At the centre of the social structure which we find in the Mahabharata, were the kshatriyas. They were skilled warriors, owners of land and wealth, and as such the most powerful section of the society. A reference of this warrior class is found in Rigveda, in the mention of the Dasrajana war in Mandala 7 and Sukla 19. Here the war between Sudasa of the Bharata tribe and ten other kings, of ten other tribes is mentioned. As we find here, kingship was clan based, and the same system prevails in The Mahabharata.

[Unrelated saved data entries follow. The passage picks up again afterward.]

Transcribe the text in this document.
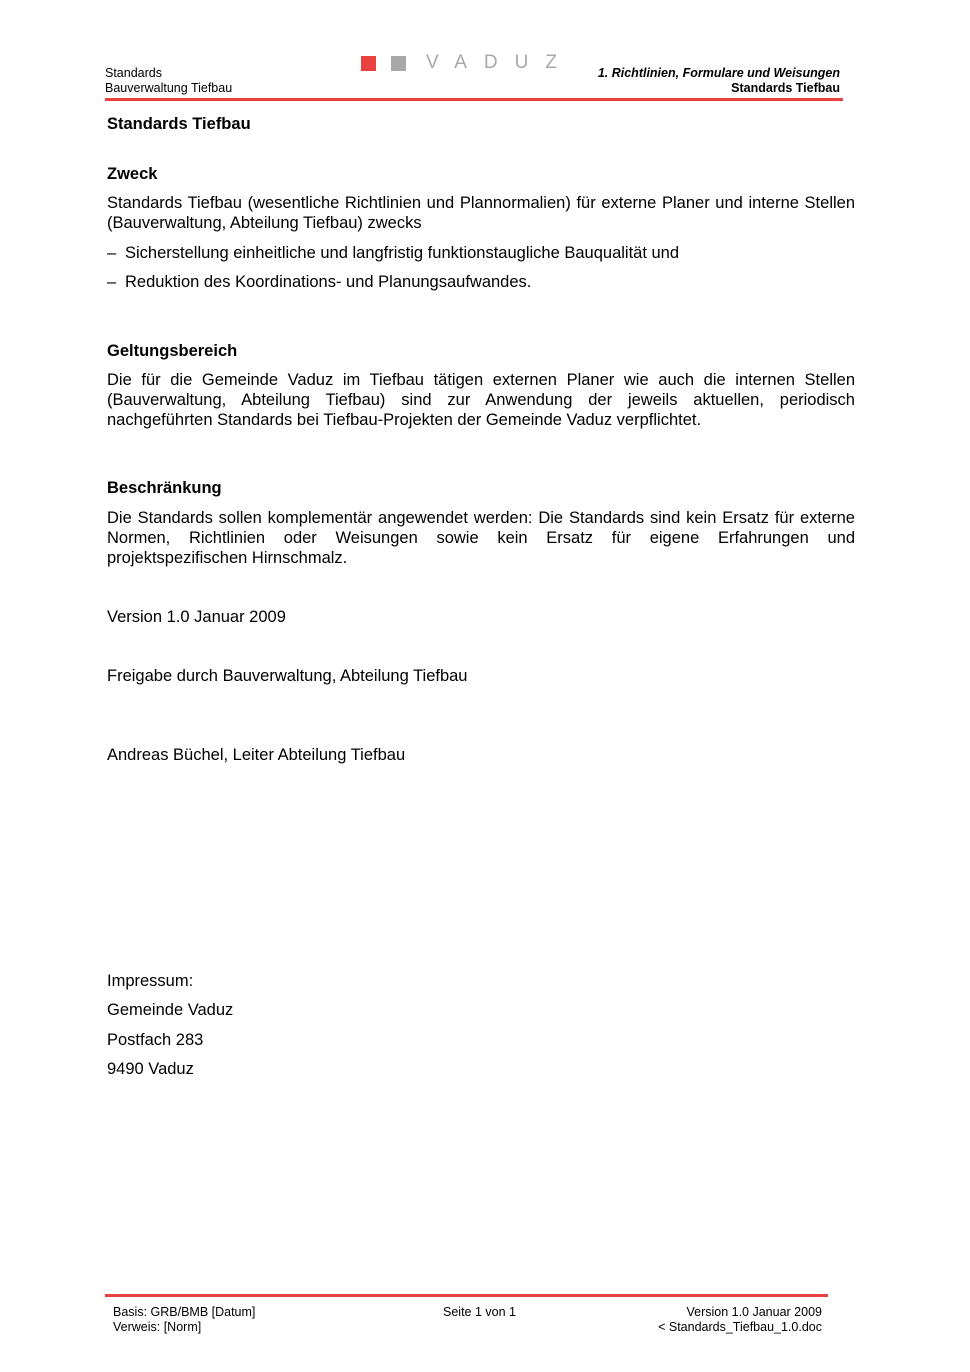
Standards
Bauverwaltung Tiefbau
VADUZ 1. Richtlinien, Formulare und Weisungen
Standards Tiefbau
Standards Tiefbau
Zweck
Standards Tiefbau (wesentliche Richtlinien und Plannormalien) für externe Planer und interne Stellen (Bauverwaltung, Abteilung Tiefbau) zwecks
– Sicherstellung einheitliche und langfristig funktionstaugliche Bauqualität und
– Reduktion des Koordinations- und Planungsaufwandes.
Geltungsbereich
Die für die Gemeinde Vaduz im Tiefbau tätigen externen Planer wie auch die internen Stellen (Bauverwaltung, Abteilung Tiefbau) sind zur Anwendung der jeweils aktuellen, periodisch nachgeführten Standards bei Tiefbau-Projekten der Gemeinde Vaduz verpflichtet.
Beschränkung
Die Standards sollen komplementär angewendet werden: Die Standards sind kein Ersatz für externe Normen, Richtlinien oder Weisungen sowie kein Ersatz für eigene Erfahrungen und projektspezifischen Hirnschmalz.
Version 1.0 Januar 2009
Freigabe durch Bauverwaltung, Abteilung Tiefbau
Andreas Büchel, Leiter Abteilung Tiefbau
Impressum:
Gemeinde Vaduz
Postfach 283
9490 Vaduz
Basis: GRB/BMB [Datum]
Verweis: [Norm]
Seite 1 von 1	Version 1.0 Januar 2009
< Standards_Tiefbau_1.0.doc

To quote Romila Thapar: “The Mahabharata brought into the story the many segments of the Lunar Line and its narratives were pre-eminently stories of societies adhering to clan and lineage organization”. The Mahabharata basically tells the saga of The Kurus between Santanu and Paliksit. Parallel to if not superior to the Kshatriyas the social scale, were the Brahmins. They were the repositories of Vedic Knowledge, performers of sacred rites prescribed in the Vedas, but some of them also acquired martial skills like Drona or Parsuram. The Brahmins and the Kshatriyas were in close proximity to one another Janame jaya, the son of Pariksit and the patron of the first full narration of the Mahabharata was a Kshatriya, a king, and Vaisampayana, the first narrator of the saga, was a Brahmin. The Vaishyas were the people who tended cattle, cultivated land, were traders and money lenders and made donations (danam) to the Brahmins. Yuyutsu’s mother, was a Vaishya, a maid in Dhritarashtra’s household. The Sudras were physical workers or labourers, who caught fish, ferried boats across rivers, were miners and workers in other peoples or were drivers of land.

In The Mahabharata they surface time again. It was a miner sent by Vidura who dug the secret tunnel under the lac house of (jati griha) of Baranabat, through which the five Pandava brothers and their mother Kunti escaped. Again it was a boatman sent by Vidura who ferried them across the river Ganga at night, when they escaped the burning lac house. Apart from the horse significant to the four sections or Chariots of the society, who were interdependent and, inclusive, were the insignificant other, the indigenous tribes who lived in forests and mountains, the Nishads and the Kirets. The poor Nishad woman and her five sons burned to death, in the house of lac, in their sleep, as the Pandavas and Kunti escaped they were left to die, insuring a safe passage for the five brothers and their mother who felt certain that the charred bodies of the Nishads would be mistakenly identified as their own, and that happened to be the case. There is also the story of Ekalavya, a Nishad boy, who practiced archery and excelled in skill, surpassing Arjuna, Drona's favourite pupil. After being rejected by Drona, Eklavya practiced archery in the forest before a clay statue of Drona, whom they revered as his master or guru. On finding him, Drona exacted guru dakshina, or the price to be paid to a master, which was the thumb of his right hand. Eklavya gave away what his master asked for, and with it his hard earned skill of archery. With his right-hand thumb gone, he would never be able to fit an arrow to a bow to conclude with a few lines from the poem "Ekalavya", originally in Odiya, by Samir Ranjan and translated into English by Durga Prasad Panda,

 

“There has absolutely been no change at all

between your times and today.

Even after Snatching away

your right hand thumb finger

the mountain of hatred

hasn't yet crumbled to pieces of the sea of caste feelings

hasn't yet dried up.”

  

Works Cited

Ranajit Guha, The Small Voice of History, Collected Essays, edt. Partha Chatterjee, Permanent Black, Ranikhet, 2010.

The Penguin History of Early India, Romila Thapar, Penguin Books India, Gurgaon, 2003.

The Mahabharata, trans. John D. Smith, Penguin Books India, Gurgaon, 2009.

Indian Literature, Vol. 64, No.1, (January- February 2020).

Ten Kings, Ashok K. Banker, Amaryllis, New Delhi, Fourth impression 2016.